Part One: Dilemmas
Chapter One: The Purpose of this Book, and Some Important Comments About Exuberance and Health
The will to live can be compromised by
doubts, fears, and rationalizations.
Some people, for example, definitely want
to live, while they try to hide from life at the same time. Obviously, this leads them into
conflicts. Such people will impede their
own motions and progress. They become
overly concerned about their own safety.
If any of my readers feel this way, they may even hide these feelings
from themselves. They will concentrate
upon all of the dangers present in society in their own country, or in other
portions of the world, until their own frightened overall concern for safety
seems to be a quite natural, rational response to conditions over which they
have no control.
What is actually involved is a kind of
paranoia, which can become such a powerful response that it can take over a
person’s life, and color all projects.
If this has happened to any of my readers, you might recognize yourself
in any number of different scenarios.
You might be a “survivalist”, setting up stores and provisions to be
used in case of a nuclear disaster. It
may seem to you that you are quite justified in protecting yourself and your
family from disaster. In many such
cases, however, the people so worried about the occurrence of danger from the
outside world are instead concerned about the nature of their own energy,
and afraid that it might destroy them.
In other words, they do not trust the
energy of their own lives. They do not
trust the natural functioning of their bodies, or accept this functioning as a
gift of life. Instead they question it
at every point – even holding their breath at times, waiting for something to
go wrong.
Other people may actually impede those
portions of the body given to mobility, so that they limp, or tighten their
muscles, or otherwise tamper with their bodies so that the end result is one
that requires a cautious, hesitating approach to motion. Some may even cause themselves to have severe
accidents, in which they sacrifice portions of their bodies to retain a sense
of false safety.
These rather self-deceptive feelings are
not hidden deeply in the subconscious mind, as you might suppose. Instead, in the majority of cases they
consist of quite conscious decisions, made at one time or another on quite
surface levels.
They are not forgotten, but the people
involved simply close their own eyes, so to speak, to those decisions,
and pretend that they do not exist, simply to make their lives appear
smooth and to save face with themselves, when they know very well that the
decisions really rest on very shaky ground indeed.

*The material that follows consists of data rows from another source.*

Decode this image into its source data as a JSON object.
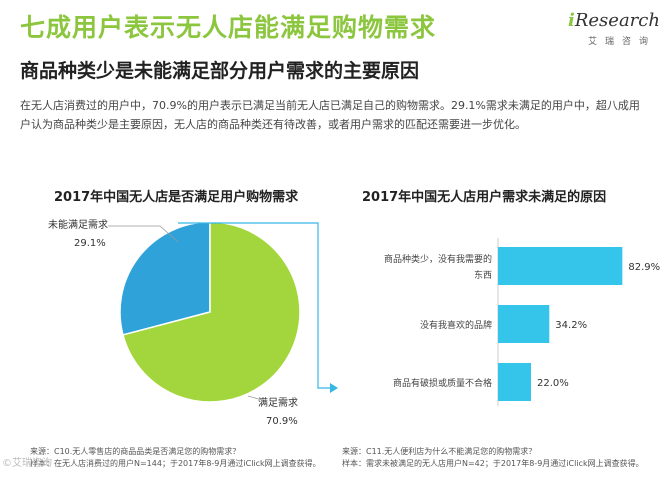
{
  "header": {
    "title": "七成用户表示无人店能满足购物需求",
    "subtitle": "商品种类少是未能满足部分用户需求的主要原因"
  },
  "logo": {
    "prefix": "i",
    "word": "Research",
    "cn": "艾瑞咨询"
  },
  "summary": "在无人店消费过的用户中，70.9%的用户表示已满足当前无人店已满足自己的购物需求。29.1%需求未满足的用户中，超八成用户认为商品种类少是主要原因，无人店的商品种类还有待改善，或者用户需求的匹配还需要进一步优化。",
  "colors": {
    "title_green": "#8cc63f",
    "pie_satisfied": "#a3d63c",
    "pie_unsatisfied": "#2fa3d9",
    "bar": "#35c4ea",
    "connector": "#35b8e6"
  },
  "chart_data": [
    {
      "type": "pie",
      "title": "2017年中国无人店是否满足用户购物需求",
      "slices": [
        {
          "label": "未能满足需求",
          "value": 29.1,
          "value_label": "29.1%"
        },
        {
          "label": "满足需求",
          "value": 70.9,
          "value_label": "70.9%"
        }
      ]
    },
    {
      "type": "bar",
      "orientation": "horizontal",
      "title": "2017年中国无人店用户需求未满足的原因",
      "categories": [
        "商品种类少，没有我需要的东西",
        "没有我喜欢的品牌",
        "商品有破损或质量不合格"
      ],
      "category_lines": [
        [
          "商品种类少，没有我需要的",
          "东西"
        ],
        [
          "没有我喜欢的品牌"
        ],
        [
          "商品有破损或质量不合格"
        ]
      ],
      "values": [
        82.9,
        34.2,
        22.0
      ],
      "value_labels": [
        "82.9%",
        "34.2%",
        "22.0%"
      ],
      "xlim": [
        0,
        100
      ]
    }
  ],
  "sources": {
    "left": {
      "line1": "来源：C10.无人零售店的商品品类是否满足您的购物需求？",
      "line2": "样本：在无人店消费过的用户N=144；于2017年8-9月通过iClick网上调查获得。"
    },
    "right": {
      "line1": "来源：C11.无人便利店为什么不能满足您的购物需求？",
      "line2": "样本：需求未被满足的无人店用户N=42；于2017年8-9月通过iClick网上调查获得。"
    }
  },
  "watermark": "©艾瑞咨询"
}
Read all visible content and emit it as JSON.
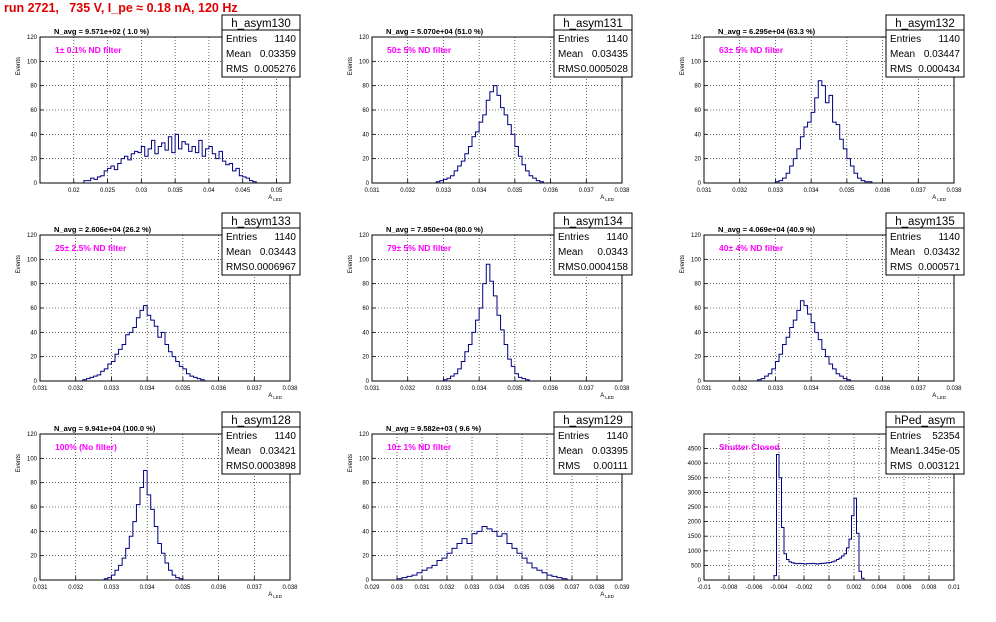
{
  "page_title": "run 2721,   735 V, I_pe ≈ 0.18 nA, 120 Hz",
  "colors": {
    "histogram_line": "#000080",
    "label_magenta": "#ff00ff",
    "title_red": "#e00000",
    "grid": "#000000"
  },
  "chart_data": [
    {
      "type": "histogram",
      "hist_name": "h_asym130",
      "stats": {
        "Entries": "1140",
        "Mean": "0.03359",
        "RMS": "0.005276"
      },
      "navg_text": "N_avg = 9.571e+02 ( 1.0 %)",
      "filter_label": "1± 0.1% ND filter",
      "xlabel": "A_LED",
      "ylabel": "Events",
      "xlim": [
        0.015,
        0.052
      ],
      "ylim": [
        0,
        120
      ],
      "xticks": [
        0.02,
        0.025,
        0.03,
        0.035,
        0.04,
        0.045,
        0.05
      ],
      "xtick_labels": [
        "0.02",
        "0.025",
        "0.03",
        "0.035",
        "0.04",
        "0.045",
        "0.05"
      ],
      "yticks": [
        0,
        20,
        40,
        60,
        80,
        100,
        120
      ],
      "ytick_labels": [
        "0",
        "20",
        "40",
        "60",
        "80",
        "100",
        "120"
      ],
      "grid": true,
      "bin_start": 0.0215,
      "bin_width": 0.0005,
      "counts": [
        2,
        2,
        4,
        3,
        5,
        6,
        10,
        12,
        14,
        11,
        16,
        20,
        22,
        19,
        24,
        26,
        25,
        30,
        22,
        28,
        35,
        24,
        30,
        33,
        27,
        38,
        25,
        40,
        28,
        34,
        32,
        26,
        30,
        25,
        35,
        22,
        28,
        30,
        24,
        20,
        26,
        18,
        15,
        16,
        10,
        12,
        6,
        5,
        4,
        2,
        1
      ]
    },
    {
      "type": "histogram",
      "hist_name": "h_asym131",
      "stats": {
        "Entries": "1140",
        "Mean": "0.03435",
        "RMS": "0.0005028"
      },
      "navg_text": "N_avg = 5.070e+04 (51.0 %)",
      "filter_label": "50± 5% ND filter",
      "xlabel": "A_LED",
      "ylabel": "Events",
      "xlim": [
        0.031,
        0.038
      ],
      "ylim": [
        0,
        120
      ],
      "xticks": [
        0.031,
        0.032,
        0.033,
        0.034,
        0.035,
        0.036,
        0.037,
        0.038
      ],
      "xtick_labels": [
        "0.031",
        "0.032",
        "0.033",
        "0.034",
        "0.035",
        "0.036",
        "0.037",
        "0.038"
      ],
      "yticks": [
        0,
        20,
        40,
        60,
        80,
        100,
        120
      ],
      "ytick_labels": [
        "0",
        "20",
        "40",
        "60",
        "80",
        "100",
        "120"
      ],
      "grid": true,
      "bin_start": 0.0328,
      "bin_width": 0.0001,
      "counts": [
        1,
        2,
        3,
        4,
        6,
        10,
        14,
        18,
        24,
        30,
        38,
        42,
        50,
        56,
        68,
        75,
        80,
        72,
        62,
        56,
        48,
        40,
        30,
        22,
        15,
        10,
        6,
        4,
        2,
        1
      ]
    },
    {
      "type": "histogram",
      "hist_name": "h_asym132",
      "stats": {
        "Entries": "1140",
        "Mean": "0.03447",
        "RMS": "0.000434"
      },
      "navg_text": "N_avg = 6.295e+04 (63.3 %)",
      "filter_label": "63± 5% ND filter",
      "xlabel": "A_LED",
      "ylabel": "Events",
      "xlim": [
        0.031,
        0.038
      ],
      "ylim": [
        0,
        120
      ],
      "xticks": [
        0.031,
        0.032,
        0.033,
        0.034,
        0.035,
        0.036,
        0.037,
        0.038
      ],
      "xtick_labels": [
        "0.031",
        "0.032",
        "0.033",
        "0.034",
        "0.035",
        "0.036",
        "0.037",
        "0.038"
      ],
      "yticks": [
        0,
        20,
        40,
        60,
        80,
        100,
        120
      ],
      "ytick_labels": [
        "0",
        "20",
        "40",
        "60",
        "80",
        "100",
        "120"
      ],
      "grid": true,
      "bin_start": 0.033,
      "bin_width": 0.0001,
      "counts": [
        1,
        2,
        4,
        8,
        14,
        20,
        28,
        38,
        46,
        50,
        58,
        70,
        84,
        80,
        66,
        72,
        50,
        48,
        36,
        28,
        20,
        14,
        8,
        4,
        2,
        1,
        1
      ]
    },
    {
      "type": "histogram",
      "hist_name": "h_asym133",
      "stats": {
        "Entries": "1140",
        "Mean": "0.03443",
        "RMS": "0.0006967"
      },
      "navg_text": "N_avg = 2.606e+04 (26.2 %)",
      "filter_label": "25± 2.5% ND filter",
      "xlabel": "A_LED",
      "ylabel": "Events",
      "xlim": [
        0.031,
        0.038
      ],
      "ylim": [
        0,
        120
      ],
      "xticks": [
        0.031,
        0.032,
        0.033,
        0.034,
        0.035,
        0.036,
        0.037,
        0.038
      ],
      "xtick_labels": [
        "0.031",
        "0.032",
        "0.033",
        "0.034",
        "0.035",
        "0.036",
        "0.037",
        "0.038"
      ],
      "yticks": [
        0,
        20,
        40,
        60,
        80,
        100,
        120
      ],
      "ytick_labels": [
        "0",
        "20",
        "40",
        "60",
        "80",
        "100",
        "120"
      ],
      "grid": true,
      "bin_start": 0.0322,
      "bin_width": 0.0001,
      "counts": [
        1,
        2,
        3,
        4,
        5,
        8,
        10,
        14,
        16,
        22,
        26,
        30,
        38,
        40,
        44,
        52,
        58,
        62,
        54,
        50,
        45,
        36,
        40,
        30,
        24,
        20,
        16,
        12,
        10,
        6,
        4,
        3,
        2,
        1
      ]
    },
    {
      "type": "histogram",
      "hist_name": "h_asym134",
      "stats": {
        "Entries": "1140",
        "Mean": "0.0343",
        "RMS": "0.0004158"
      },
      "navg_text": "N_avg = 7.950e+04 (80.0 %)",
      "filter_label": "79± 5% ND filter",
      "xlabel": "A_LED",
      "ylabel": "Events",
      "xlim": [
        0.031,
        0.038
      ],
      "ylim": [
        0,
        120
      ],
      "xticks": [
        0.031,
        0.032,
        0.033,
        0.034,
        0.035,
        0.036,
        0.037,
        0.038
      ],
      "xtick_labels": [
        "0.031",
        "0.032",
        "0.033",
        "0.034",
        "0.035",
        "0.036",
        "0.037",
        "0.038"
      ],
      "yticks": [
        0,
        20,
        40,
        60,
        80,
        100,
        120
      ],
      "ytick_labels": [
        "0",
        "20",
        "40",
        "60",
        "80",
        "100",
        "120"
      ],
      "grid": true,
      "bin_start": 0.033,
      "bin_width": 0.0001,
      "counts": [
        1,
        2,
        4,
        6,
        10,
        16,
        24,
        30,
        40,
        50,
        60,
        80,
        96,
        82,
        70,
        54,
        42,
        30,
        18,
        12,
        6,
        3,
        2,
        1
      ]
    },
    {
      "type": "histogram",
      "hist_name": "h_asym135",
      "stats": {
        "Entries": "1140",
        "Mean": "0.03432",
        "RMS": "0.000571"
      },
      "navg_text": "N_avg = 4.069e+04 (40.9 %)",
      "filter_label": "40± 4% ND filter",
      "xlabel": "A_LED",
      "ylabel": "Events",
      "xlim": [
        0.031,
        0.038
      ],
      "ylim": [
        0,
        120
      ],
      "xticks": [
        0.031,
        0.032,
        0.033,
        0.034,
        0.035,
        0.036,
        0.037,
        0.038
      ],
      "xtick_labels": [
        "0.031",
        "0.032",
        "0.033",
        "0.034",
        "0.035",
        "0.036",
        "0.037",
        "0.038"
      ],
      "yticks": [
        0,
        20,
        40,
        60,
        80,
        100,
        120
      ],
      "ytick_labels": [
        "0",
        "20",
        "40",
        "60",
        "80",
        "100",
        "120"
      ],
      "grid": true,
      "bin_start": 0.0325,
      "bin_width": 0.0001,
      "counts": [
        1,
        2,
        4,
        6,
        10,
        16,
        22,
        30,
        36,
        44,
        50,
        58,
        66,
        62,
        55,
        48,
        40,
        34,
        26,
        20,
        14,
        10,
        6,
        4,
        2,
        1
      ]
    },
    {
      "type": "histogram",
      "hist_name": "h_asym128",
      "stats": {
        "Entries": "1140",
        "Mean": "0.03421",
        "RMS": "0.0003898"
      },
      "navg_text": "N_avg = 9.941e+04 (100.0 %)",
      "filter_label": "100% (No filter)",
      "xlabel": "A_LED",
      "ylabel": "Events",
      "xlim": [
        0.031,
        0.038
      ],
      "ylim": [
        0,
        120
      ],
      "xticks": [
        0.031,
        0.032,
        0.033,
        0.034,
        0.035,
        0.036,
        0.037,
        0.038
      ],
      "xtick_labels": [
        "0.031",
        "0.032",
        "0.033",
        "0.034",
        "0.035",
        "0.036",
        "0.037",
        "0.038"
      ],
      "yticks": [
        0,
        20,
        40,
        60,
        80,
        100,
        120
      ],
      "ytick_labels": [
        "0",
        "20",
        "40",
        "60",
        "80",
        "100",
        "120"
      ],
      "grid": true,
      "bin_start": 0.0328,
      "bin_width": 0.0001,
      "counts": [
        1,
        2,
        4,
        8,
        12,
        18,
        26,
        36,
        48,
        62,
        76,
        90,
        70,
        58,
        44,
        30,
        22,
        14,
        8,
        4,
        2,
        1
      ]
    },
    {
      "type": "histogram",
      "hist_name": "h_asym129",
      "stats": {
        "Entries": "1140",
        "Mean": "0.03395",
        "RMS": "0.00111"
      },
      "navg_text": "N_avg = 9.582e+03 ( 9.6 %)",
      "filter_label": "10± 1% ND filter",
      "xlabel": "A_LED",
      "ylabel": "Events",
      "xlim": [
        0.029,
        0.039
      ],
      "ylim": [
        0,
        120
      ],
      "xticks": [
        0.029,
        0.03,
        0.031,
        0.032,
        0.033,
        0.034,
        0.035,
        0.036,
        0.037,
        0.038,
        0.039
      ],
      "xtick_labels": [
        "0.029",
        "0.03",
        "0.031",
        "0.032",
        "0.033",
        "0.034",
        "0.035",
        "0.036",
        "0.037",
        "0.038",
        "0.039"
      ],
      "yticks": [
        0,
        20,
        40,
        60,
        80,
        100,
        120
      ],
      "ytick_labels": [
        "0",
        "20",
        "40",
        "60",
        "80",
        "100",
        "120"
      ],
      "grid": true,
      "bin_start": 0.03,
      "bin_width": 0.0002,
      "counts": [
        1,
        2,
        3,
        4,
        6,
        8,
        10,
        12,
        16,
        18,
        22,
        26,
        30,
        34,
        30,
        38,
        40,
        44,
        42,
        40,
        36,
        38,
        30,
        26,
        22,
        18,
        14,
        10,
        8,
        6,
        4,
        3,
        2,
        1
      ]
    },
    {
      "type": "histogram",
      "hist_name": "hPed_asym",
      "stats": {
        "Entries": "52354",
        "Mean": "1.345e-05",
        "RMS": "0.003121"
      },
      "navg_text": "",
      "filter_label": "Shutter Closed",
      "xlabel": "",
      "ylabel": "",
      "xlim": [
        -0.01,
        0.01
      ],
      "ylim": [
        0,
        5000
      ],
      "xticks": [
        -0.01,
        -0.008,
        -0.006,
        -0.004,
        -0.002,
        0,
        0.002,
        0.004,
        0.006,
        0.008,
        0.01
      ],
      "xtick_labels": [
        "-0.01",
        "-0.008",
        "-0.006",
        "-0.004",
        "-0.002",
        "0",
        "0.002",
        "0.004",
        "0.006",
        "0.008",
        "0.01"
      ],
      "yticks": [
        0,
        500,
        1000,
        1500,
        2000,
        2500,
        3000,
        3500,
        4000,
        4500
      ],
      "ytick_labels": [
        "0",
        "500",
        "1000",
        "1500",
        "2000",
        "2500",
        "3000",
        "3500",
        "4000",
        "4500"
      ],
      "grid": true,
      "bin_start": -0.0044,
      "bin_width": 0.0002,
      "counts": [
        150,
        4300,
        3500,
        1800,
        900,
        700,
        620,
        590,
        570,
        560,
        570,
        560,
        550,
        560,
        560,
        570,
        560,
        550,
        560,
        570,
        580,
        590,
        600,
        620,
        650,
        700,
        750,
        820,
        900,
        1100,
        1400,
        2200,
        2800,
        1600,
        300,
        60
      ]
    }
  ]
}
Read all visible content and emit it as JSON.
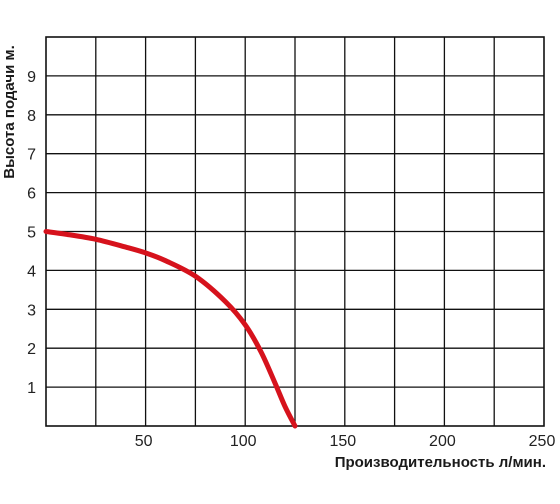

I so not wish to simplify matters, but such
decisions can be uncovered very easily in children. A child might fall and badly scrape a knee –
so badly that limping is the result, at least temporarily. Such a child will often be quite conscious of
the reason for the affair: he or she may openly admit the fact that the injured
part was purposefully chosen so that a dreaded test at school could be missed,
and the child might well think that the injury was little enough to pay for the
desired effect that it produced.
An adult under the same circumstances might
become injured to avoid a dreaded event at the office – but the adult may well
feel ashamed of such a reaction, and so hide it from himself or herself in
order to save feelings of self-esteem.
In such cases, however, the adults will feel that they are victims of events
over which they have little or no control.
If the same kind of event occurs with any
frequency, their fear of the world and of daily events may grow until it becomes
quite unreasonable. Still, in most such
instances those inner decisions can be easily reached – but while people are
determined to “save face”, they will simply refuse to accept those decisions as
their own. People will to live,
to act or not to act. To a large extent,
they will the events of their lives – whether or not they are willing to
admit this to themselves, and they will to die.
Aside: Application to Jane’s Situation
All of this, of course, applies to Ruburt’s
situation – for once, indeed, he willed himself into immobility, willing
to sacrifice certain kinds of motion in order to safely use other kinds
of psychological motion, because he was afraid of his spontaneous nature, or
his spontaneous self.
He was afraid that it acted according to its
own reasons which might not be his own – or so he thought. Now he is beginning to understand that his
energy is the gift of his life – to be expressed, not repressed – and to
understand, again, that spontaneity knows its own order.
He just told you that when he begins to
speak for me he senses an entire tall structure of words, and unhesitatingly he
lets that structure form. The same is
true with his ability to move and walk; the more he trusts his energy, the more
his spontaneity forms its own beautiful order that results in the spontaneous physical
art of walking – and he is indeed well along the way. The changes have already begun in his mind, and
they will be physically expressed.
It is not coincidence, in your language, that
the word “will” refers to the future as in a line like “it will happen”, and also
refers to the decision-making quality of the mind.
I may or may not return, again according to
those rhythms of which I speak – but I am present and approachable.